Big Data

Slides

The slides of the lectures can be downloaded from here

09-02: an introduction to Big Data and Data Mining
11-02: the effects of Big on Data Analysis
16-02: we have seen that sampling is a means to allow mining very large data sets. The mining problem for which we will study this in depth in this course is Frrequent Pattern Mining. Today we introduce this topic.
18-02: Now that we know frequent pattern mining it is time to start analysing how we can sample for that task. We start by introducing a sampling mechanism introduced by Toivonen and we discuss its pro's and con's. In this discission we see a link between frequent pattern mining and classification. Because of that we introduce our second class of Data Mining problems we look at, viz., classification
23-02: The previous time we saw that there are infinitely large hypothesis classes that can not be learned. This raises the question: how about finite classes? In this lecture we will see that finite classes can always be learned -- if we assume that the set of hypotheses contains the true classifier. Moreover, we compute a minimal sample size for that task. We then turn thus result inside out to arrive at our first definition of PAC learning.
25-02: We know that we can PAC learn finite classes, but how do you do that in concrete cases. We introduce some clases of boolean functions and devise algorithms to learn them. Along the way we learn that some finite classes, probably, can not be learned efficiently. Then we generalise our definition of PAC learning to arrive at the definition that is best known in the literature
02-03: We now have a general definition of PAC learning, but what classes of hypotheses can be learned under that definition? We first show that finite classes can still be learned. Then we see that some infinite classes cannot be learned. By contrasting a no free lunch theorem with threshold classifiers we come up with the notion of the VC dimension. The expectation is that classes with a finite VC dimension can be learned.
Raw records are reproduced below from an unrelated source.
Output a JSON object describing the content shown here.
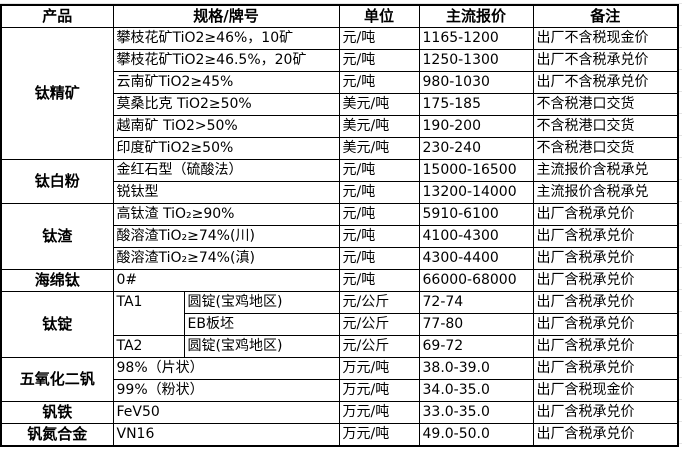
{
  "headers": {
    "product": "产品",
    "spec": "规格/牌号",
    "unit": "单位",
    "price": "主流报价",
    "note": "备注"
  },
  "groups": [
    {
      "product": "钛精矿",
      "rows": [
        {
          "spec": "攀枝花矿TiO2≥46%，10矿",
          "unit": "元/吨",
          "price": "1165-1200",
          "note": "出厂不含税现金价"
        },
        {
          "spec": "攀枝花矿TiO2≥46.5%，20矿",
          "unit": "元/吨",
          "price": "1250-1300",
          "note": "出厂不含税承兑价"
        },
        {
          "spec": "云南矿TiO2≥45%",
          "unit": "元/吨",
          "price": "980-1030",
          "note": "出厂不含税承兑价"
        },
        {
          "spec": "莫桑比克 TiO2≥50%",
          "unit": "美元/吨",
          "price": "175-185",
          "note": "不含税港口交货"
        },
        {
          "spec": "越南矿 TiO2>50%",
          "unit": "美元/吨",
          "price": "190-200",
          "note": "不含税港口交货"
        },
        {
          "spec": "印度矿TiO2≥50%",
          "unit": "美元/吨",
          "price": "230-240",
          "note": "不含税港口交货"
        }
      ]
    },
    {
      "product": "钛白粉",
      "rows": [
        {
          "spec": "金红石型（硫酸法）",
          "unit": "元/吨",
          "price": "15000-16500",
          "note": "主流报价含税承兑"
        },
        {
          "spec": "锐钛型",
          "unit": "元/吨",
          "price": "13200-14000",
          "note": "主流报价含税承兑"
        }
      ]
    },
    {
      "product": "钛渣",
      "rows": [
        {
          "spec": "高钛渣 TiO₂≥90%",
          "unit": "元/吨",
          "price": "5910-6100",
          "note": "出厂含税承兑价"
        },
        {
          "spec": "酸溶渣TiO₂≥74%(川)",
          "unit": "元/吨",
          "price": "4100-4300",
          "note": "出厂含税承兑价"
        },
        {
          "spec": "酸溶渣TiO₂≥74%(滇)",
          "unit": "元/吨",
          "price": "4300-4400",
          "note": "出厂含税承兑价"
        }
      ]
    },
    {
      "product": "海绵钛",
      "rows": [
        {
          "spec": "0#",
          "unit": "元/吨",
          "price": "66000-68000",
          "note": "出厂含税承兑价"
        }
      ]
    },
    {
      "product": "钛锭",
      "rows": [
        {
          "grade": "TA1",
          "form": "圆锭(宝鸡地区)",
          "unit": "元/公斤",
          "price": "72-74",
          "note": "出厂含税承兑价"
        },
        {
          "form": "EB板坯",
          "unit": "元/公斤",
          "price": "77-80",
          "note": "出厂含税承兑价"
        },
        {
          "grade": "TA2",
          "form": "圆锭(宝鸡地区)",
          "unit": "元/公斤",
          "price": "69-72",
          "note": "出厂含税承兑价"
        }
      ]
    },
    {
      "product": "五氧化二钒",
      "rows": [
        {
          "spec": "98%（片状）",
          "unit": "万元/吨",
          "price": "38.0-39.0",
          "note": "出厂含税承兑价"
        },
        {
          "spec": "99%（粉状）",
          "unit": "万元/吨",
          "price": "34.0-35.0",
          "note": "出厂含税现金价"
        }
      ]
    },
    {
      "product": "钒铁",
      "rows": [
        {
          "spec": "FeV50",
          "unit": "万元/吨",
          "price": "33.0-35.0",
          "note": "出厂含税承兑价"
        }
      ]
    },
    {
      "product": "钒氮合金",
      "rows": [
        {
          "spec": "VN16",
          "unit": "万元/吨",
          "price": "49.0-50.0",
          "note": "出厂含税承兑价"
        }
      ]
    }
  ]
}
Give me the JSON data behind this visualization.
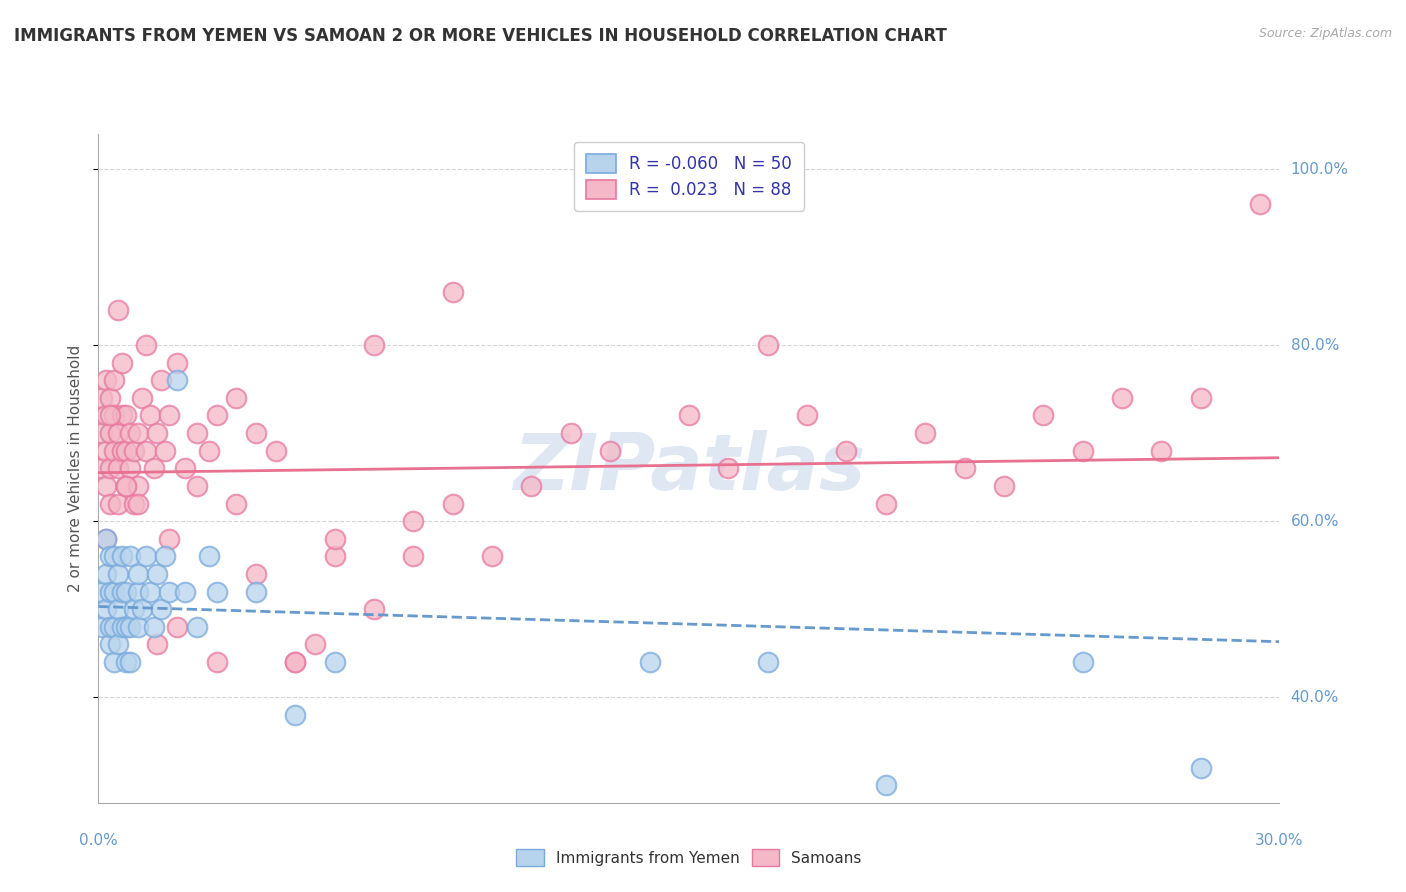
{
  "title": "IMMIGRANTS FROM YEMEN VS SAMOAN 2 OR MORE VEHICLES IN HOUSEHOLD CORRELATION CHART",
  "source": "Source: ZipAtlas.com",
  "legend_entry1": "R = -0.060   N = 50",
  "legend_entry2": "R =  0.023   N = 88",
  "legend_label1": "Immigrants from Yemen",
  "legend_label2": "Samoans",
  "r1": -0.06,
  "n1": 50,
  "r2": 0.023,
  "n2": 88,
  "color1": "#b8d4ec",
  "color2": "#f4b8c8",
  "edge1_color": "#7aaadd",
  "edge2_color": "#e878a0",
  "line1_color": "#6699cc",
  "line2_color": "#e87090",
  "background_color": "#ffffff",
  "grid_color": "#cccccc",
  "watermark": "ZIPatlas",
  "watermark_color": "#c8d8ea",
  "x_min": 0.0,
  "x_max": 0.3,
  "y_min": 0.28,
  "y_max": 1.04,
  "y_ticks": [
    0.4,
    0.6,
    0.8,
    1.0
  ],
  "y_tick_labels": [
    "40.0%",
    "60.0%",
    "80.0%",
    "100.0%"
  ],
  "x_ticks": [
    0.0,
    0.3
  ],
  "x_tick_labels": [
    "0.0%",
    "30.0%"
  ],
  "ylabel_label": "2 or more Vehicles in Household",
  "tick_color": "#6699cc",
  "scatter1_x": [
    0.001,
    0.001,
    0.002,
    0.002,
    0.002,
    0.003,
    0.003,
    0.003,
    0.003,
    0.004,
    0.004,
    0.004,
    0.004,
    0.005,
    0.005,
    0.005,
    0.006,
    0.006,
    0.006,
    0.007,
    0.007,
    0.007,
    0.008,
    0.008,
    0.008,
    0.009,
    0.01,
    0.01,
    0.01,
    0.011,
    0.012,
    0.013,
    0.014,
    0.015,
    0.016,
    0.017,
    0.018,
    0.02,
    0.022,
    0.025,
    0.028,
    0.03,
    0.04,
    0.05,
    0.06,
    0.14,
    0.17,
    0.2,
    0.25,
    0.28
  ],
  "scatter1_y": [
    0.48,
    0.52,
    0.5,
    0.54,
    0.58,
    0.46,
    0.48,
    0.52,
    0.56,
    0.44,
    0.48,
    0.52,
    0.56,
    0.46,
    0.5,
    0.54,
    0.48,
    0.52,
    0.56,
    0.44,
    0.48,
    0.52,
    0.44,
    0.48,
    0.56,
    0.5,
    0.52,
    0.48,
    0.54,
    0.5,
    0.56,
    0.52,
    0.48,
    0.54,
    0.5,
    0.56,
    0.52,
    0.76,
    0.52,
    0.48,
    0.56,
    0.52,
    0.52,
    0.38,
    0.44,
    0.44,
    0.44,
    0.3,
    0.44,
    0.32
  ],
  "scatter2_x": [
    0.001,
    0.001,
    0.001,
    0.002,
    0.002,
    0.002,
    0.002,
    0.003,
    0.003,
    0.003,
    0.003,
    0.004,
    0.004,
    0.004,
    0.005,
    0.005,
    0.005,
    0.006,
    0.006,
    0.006,
    0.007,
    0.007,
    0.007,
    0.008,
    0.008,
    0.009,
    0.009,
    0.01,
    0.01,
    0.011,
    0.012,
    0.013,
    0.014,
    0.015,
    0.016,
    0.017,
    0.018,
    0.02,
    0.022,
    0.025,
    0.028,
    0.03,
    0.035,
    0.04,
    0.045,
    0.05,
    0.055,
    0.06,
    0.07,
    0.08,
    0.09,
    0.1,
    0.11,
    0.12,
    0.13,
    0.15,
    0.16,
    0.17,
    0.18,
    0.19,
    0.2,
    0.21,
    0.22,
    0.23,
    0.24,
    0.25,
    0.26,
    0.27,
    0.28,
    0.295,
    0.002,
    0.003,
    0.005,
    0.007,
    0.01,
    0.012,
    0.015,
    0.018,
    0.02,
    0.025,
    0.03,
    0.035,
    0.04,
    0.05,
    0.06,
    0.07,
    0.08,
    0.09
  ],
  "scatter2_y": [
    0.66,
    0.7,
    0.74,
    0.64,
    0.68,
    0.72,
    0.76,
    0.62,
    0.66,
    0.7,
    0.74,
    0.68,
    0.72,
    0.76,
    0.62,
    0.66,
    0.7,
    0.68,
    0.72,
    0.78,
    0.64,
    0.68,
    0.72,
    0.66,
    0.7,
    0.62,
    0.68,
    0.64,
    0.7,
    0.74,
    0.68,
    0.72,
    0.66,
    0.7,
    0.76,
    0.68,
    0.72,
    0.78,
    0.66,
    0.64,
    0.68,
    0.72,
    0.74,
    0.7,
    0.68,
    0.44,
    0.46,
    0.56,
    0.5,
    0.6,
    0.62,
    0.56,
    0.64,
    0.7,
    0.68,
    0.72,
    0.66,
    0.8,
    0.72,
    0.68,
    0.62,
    0.7,
    0.66,
    0.64,
    0.72,
    0.68,
    0.74,
    0.68,
    0.74,
    0.96,
    0.58,
    0.72,
    0.84,
    0.64,
    0.62,
    0.8,
    0.46,
    0.58,
    0.48,
    0.7,
    0.44,
    0.62,
    0.54,
    0.44,
    0.58,
    0.8,
    0.56,
    0.86
  ]
}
04-03: In this lecture we compute the VC dimension of, again, some classes of boolean functions and polynomials used as classifiers. We see that in some cases it is, relatively, easy to compute the VC dimension exactly. In others it is far harder and computing a bound is about all we can do.
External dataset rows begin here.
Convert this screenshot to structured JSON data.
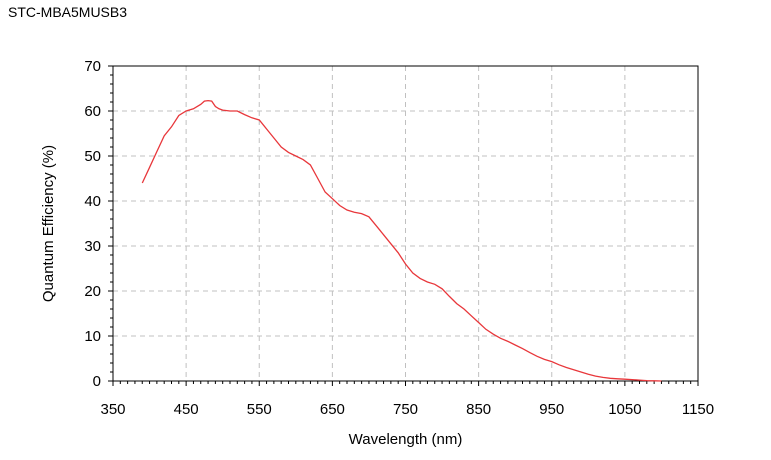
{
  "header": {
    "title": "STC-MBA5MUSB3"
  },
  "chart_data": {
    "type": "line",
    "title": "",
    "xlabel": "Wavelength (nm)",
    "ylabel": "Quantum Efficiency (%)",
    "xlim": [
      350,
      1150
    ],
    "ylim": [
      0,
      70
    ],
    "x_ticks": [
      350,
      450,
      550,
      650,
      750,
      850,
      950,
      1050,
      1150
    ],
    "y_ticks": [
      0,
      10,
      20,
      30,
      40,
      50,
      60,
      70
    ],
    "grid": true,
    "legend": "none",
    "series": [
      {
        "color": "#e8373b",
        "x": [
          390,
          400,
          410,
          420,
          430,
          440,
          450,
          460,
          470,
          475,
          480,
          485,
          490,
          495,
          500,
          510,
          520,
          530,
          540,
          550,
          560,
          570,
          580,
          590,
          600,
          610,
          620,
          630,
          640,
          650,
          660,
          670,
          680,
          690,
          700,
          710,
          720,
          730,
          740,
          750,
          760,
          770,
          780,
          790,
          800,
          810,
          820,
          830,
          840,
          850,
          860,
          870,
          880,
          890,
          900,
          910,
          920,
          930,
          940,
          950,
          960,
          970,
          980,
          990,
          1000,
          1010,
          1020,
          1030,
          1040,
          1050,
          1060,
          1070,
          1080,
          1090,
          1100
        ],
        "y": [
          44,
          47.5,
          51,
          54.5,
          56.5,
          59,
          60,
          60.5,
          61.5,
          62.2,
          62.3,
          62.2,
          61,
          60.5,
          60.2,
          60,
          60,
          59.2,
          58.5,
          58,
          56,
          54,
          52,
          50.8,
          50,
          49.2,
          48,
          45,
          42,
          40.5,
          39,
          38,
          37.5,
          37.2,
          36.5,
          34.5,
          32.5,
          30.5,
          28.5,
          26,
          24,
          22.8,
          22,
          21.5,
          20.5,
          18.8,
          17.2,
          16,
          14.5,
          13,
          11.5,
          10.4,
          9.5,
          8.8,
          8,
          7.2,
          6.3,
          5.5,
          4.8,
          4.3,
          3.6,
          3,
          2.5,
          2,
          1.5,
          1.1,
          0.8,
          0.6,
          0.5,
          0.4,
          0.3,
          0.2,
          0.1,
          0.05,
          0
        ]
      }
    ]
  }
}
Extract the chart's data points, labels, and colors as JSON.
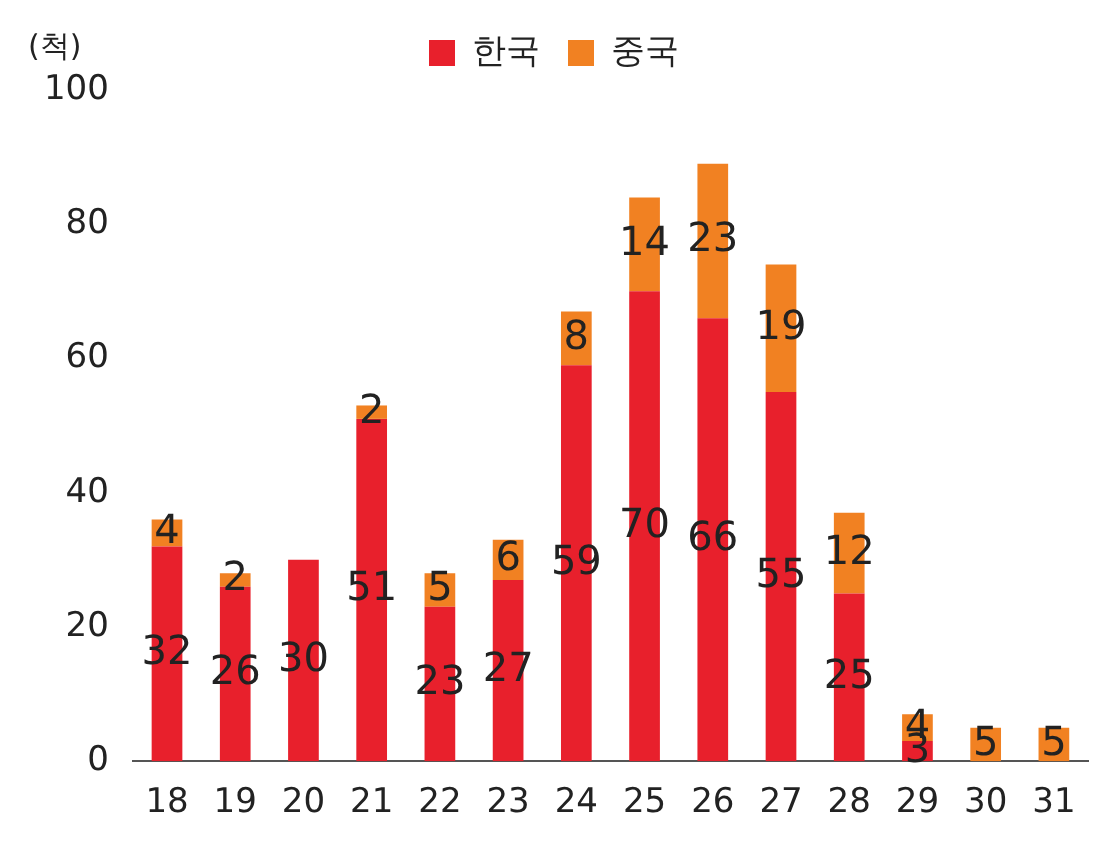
{
  "chart_data": {
    "type": "bar",
    "stacked": true,
    "ylabel": "(척)",
    "categories": [
      "18",
      "19",
      "20",
      "21",
      "22",
      "23",
      "24",
      "25",
      "26",
      "27",
      "28",
      "29",
      "30",
      "31"
    ],
    "series": [
      {
        "name": "한국",
        "color": "#e8202c",
        "values": [
          32,
          26,
          30,
          51,
          23,
          27,
          59,
          70,
          66,
          55,
          25,
          3,
          0,
          0
        ],
        "value_labels": [
          "32",
          "26",
          "30",
          "51",
          "23",
          "27",
          "59",
          "70",
          "66",
          "55",
          "25",
          "3",
          null,
          null
        ]
      },
      {
        "name": "중국",
        "color": "#f18122",
        "values": [
          4,
          2,
          0,
          2,
          5,
          6,
          8,
          14,
          23,
          19,
          12,
          4,
          5,
          5
        ],
        "value_labels": [
          "4",
          "2",
          null,
          "2",
          "5",
          "6",
          "8",
          "14",
          "23",
          "19",
          "12",
          "4",
          "5",
          "5"
        ]
      }
    ],
    "ylim": [
      0,
      100
    ],
    "yticks": [
      0,
      20,
      40,
      60,
      80,
      100
    ],
    "grid": false,
    "legend": "top"
  }
}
09-03: In this lecture we prove that our expectation was well-founded: hypothesis classes with a finite VC dimension are those that can be PAC learned. Moreover, we derive bounds for the sample size, both depending on the VC dimension and depending on the growth function.
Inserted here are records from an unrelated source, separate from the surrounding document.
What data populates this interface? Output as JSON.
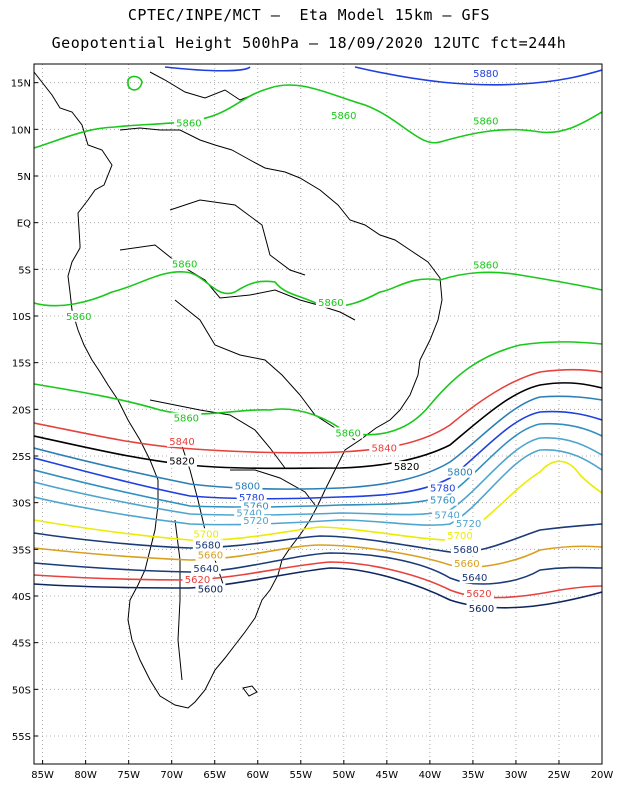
{
  "header": {
    "line1": "CPTEC/INPE/MCT –  Eta Model 15km – GFS",
    "line2": "Geopotential Height 500hPa – 18/09/2020 12UTC fct=244h"
  },
  "map": {
    "lat_ticks": [
      "15N",
      "10N",
      "5N",
      "EQ",
      "5S",
      "10S",
      "15S",
      "20S",
      "25S",
      "30S",
      "35S",
      "40S",
      "45S",
      "50S",
      "55S"
    ],
    "lon_ticks": [
      "85W",
      "80W",
      "75W",
      "70W",
      "65W",
      "60W",
      "55W",
      "50W",
      "45W",
      "40W",
      "35W",
      "30W",
      "25W",
      "20W"
    ],
    "lat_values": [
      15,
      10,
      5,
      0,
      -5,
      -10,
      -15,
      -20,
      -25,
      -30,
      -35,
      -40,
      -45,
      -50,
      -55
    ],
    "lon_values": [
      -85,
      -80,
      -75,
      -70,
      -65,
      -60,
      -55,
      -50,
      -45,
      -40,
      -35,
      -30,
      -25,
      -20
    ],
    "extent": {
      "lon": [
        -86,
        -20
      ],
      "lat": [
        -58,
        17
      ]
    },
    "gridlines": true,
    "contour_labels": [
      {
        "text": "5880",
        "color": "#1f3fe0",
        "lon": -33.5,
        "lat": 15.7
      },
      {
        "text": "5860",
        "color": "#19c819",
        "lon": -68,
        "lat": 10.4
      },
      {
        "text": "5860",
        "color": "#19c819",
        "lon": -50,
        "lat": 11.2
      },
      {
        "text": "5860",
        "color": "#19c819",
        "lon": -33.5,
        "lat": 10.6
      },
      {
        "text": "5860",
        "color": "#19c819",
        "lon": -68.5,
        "lat": -4.7
      },
      {
        "text": "5860",
        "color": "#19c819",
        "lon": -33.5,
        "lat": -4.8
      },
      {
        "text": "5860",
        "color": "#19c819",
        "lon": -51.5,
        "lat": -8.8
      },
      {
        "text": "5860",
        "color": "#19c819",
        "lon": -80.8,
        "lat": -10.3
      },
      {
        "text": "5860",
        "color": "#19c819",
        "lon": -68.3,
        "lat": -21.2
      },
      {
        "text": "5860",
        "color": "#19c819",
        "lon": -49.5,
        "lat": -22.8
      },
      {
        "text": "5840",
        "color": "#e8413c",
        "lon": -68.8,
        "lat": -23.7
      },
      {
        "text": "5840",
        "color": "#e8413c",
        "lon": -45.3,
        "lat": -24.4
      },
      {
        "text": "5820",
        "color": "#000000",
        "lon": -68.8,
        "lat": -25.8
      },
      {
        "text": "5820",
        "color": "#000000",
        "lon": -42.7,
        "lat": -26.4
      },
      {
        "text": "5800",
        "color": "#2a7fb6",
        "lon": -36.5,
        "lat": -27.0
      },
      {
        "text": "5800",
        "color": "#2a7fb6",
        "lon": -61.2,
        "lat": -28.5
      },
      {
        "text": "5780",
        "color": "#1f3fe0",
        "lon": -38.5,
        "lat": -28.7
      },
      {
        "text": "5780",
        "color": "#1f3fe0",
        "lon": -60.7,
        "lat": -29.7
      },
      {
        "text": "5760",
        "color": "#2f8fc0",
        "lon": -38.5,
        "lat": -30.0
      },
      {
        "text": "5760",
        "color": "#2f8fc0",
        "lon": -60.2,
        "lat": -30.6
      },
      {
        "text": "5740",
        "color": "#4ea5cf",
        "lon": -61.0,
        "lat": -31.4
      },
      {
        "text": "5740",
        "color": "#4ea5cf",
        "lon": -38.0,
        "lat": -31.6
      },
      {
        "text": "5720",
        "color": "#4ea5cf",
        "lon": -60.2,
        "lat": -32.2
      },
      {
        "text": "5720",
        "color": "#4ea5cf",
        "lon": -35.5,
        "lat": -32.5
      },
      {
        "text": "5700",
        "color": "#ecec00",
        "lon": -66.0,
        "lat": -33.6
      },
      {
        "text": "5700",
        "color": "#ecec00",
        "lon": -36.5,
        "lat": -33.8
      },
      {
        "text": "5680",
        "color": "#1a3a78",
        "lon": -65.8,
        "lat": -34.8
      },
      {
        "text": "5680",
        "color": "#1a3a78",
        "lon": -35.8,
        "lat": -35.3
      },
      {
        "text": "5660",
        "color": "#d9a020",
        "lon": -65.5,
        "lat": -35.9
      },
      {
        "text": "5660",
        "color": "#d9a020",
        "lon": -35.7,
        "lat": -36.8
      },
      {
        "text": "5640",
        "color": "#1a3a78",
        "lon": -66.0,
        "lat": -37.3
      },
      {
        "text": "5640",
        "color": "#1a3a78",
        "lon": -34.8,
        "lat": -38.3
      },
      {
        "text": "5620",
        "color": "#e8413c",
        "lon": -67.0,
        "lat": -38.5
      },
      {
        "text": "5620",
        "color": "#e8413c",
        "lon": -34.3,
        "lat": -40.0
      },
      {
        "text": "5600",
        "color": "#0e2660",
        "lon": -65.5,
        "lat": -39.5
      },
      {
        "text": "5600",
        "color": "#0e2660",
        "lon": -34.0,
        "lat": -41.6
      }
    ]
  }
}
11-03: Now that we know the sampling bounds that the fundamental theorem gives us, it is time to return to frequent itemset mining. In this lecture we discuss the papers by Riondato and Upfal in which the authors derive sampling bounds for frequent itemset mining based on PAC learning.
Possible Bonus topic: PAC learning assumes that the sample size is uniformly the same for all hypotheses? What happens if we loosen that constraint: if we allow different sample sizes for different hypotheses? Does that allow us to learn more? In this lecture we show that this leads to Structural Risk Minimization, a tower of PAC learnable classes. Moreover, we discuss MDL as a way to do this objectively.
Possible Bonus Topic: The other constraint we consider to loosen is that of strong learners. What if we are happy with a weak learner, one that is just better than a coin toss. In this lecture we discuss how a procdure called boosting turns weak learners into strong learners. That is, we get back into the realm of PAC learning. PAC learning is a rational approach and using it for bounds for frequent itemset mining is a reasoanble choice.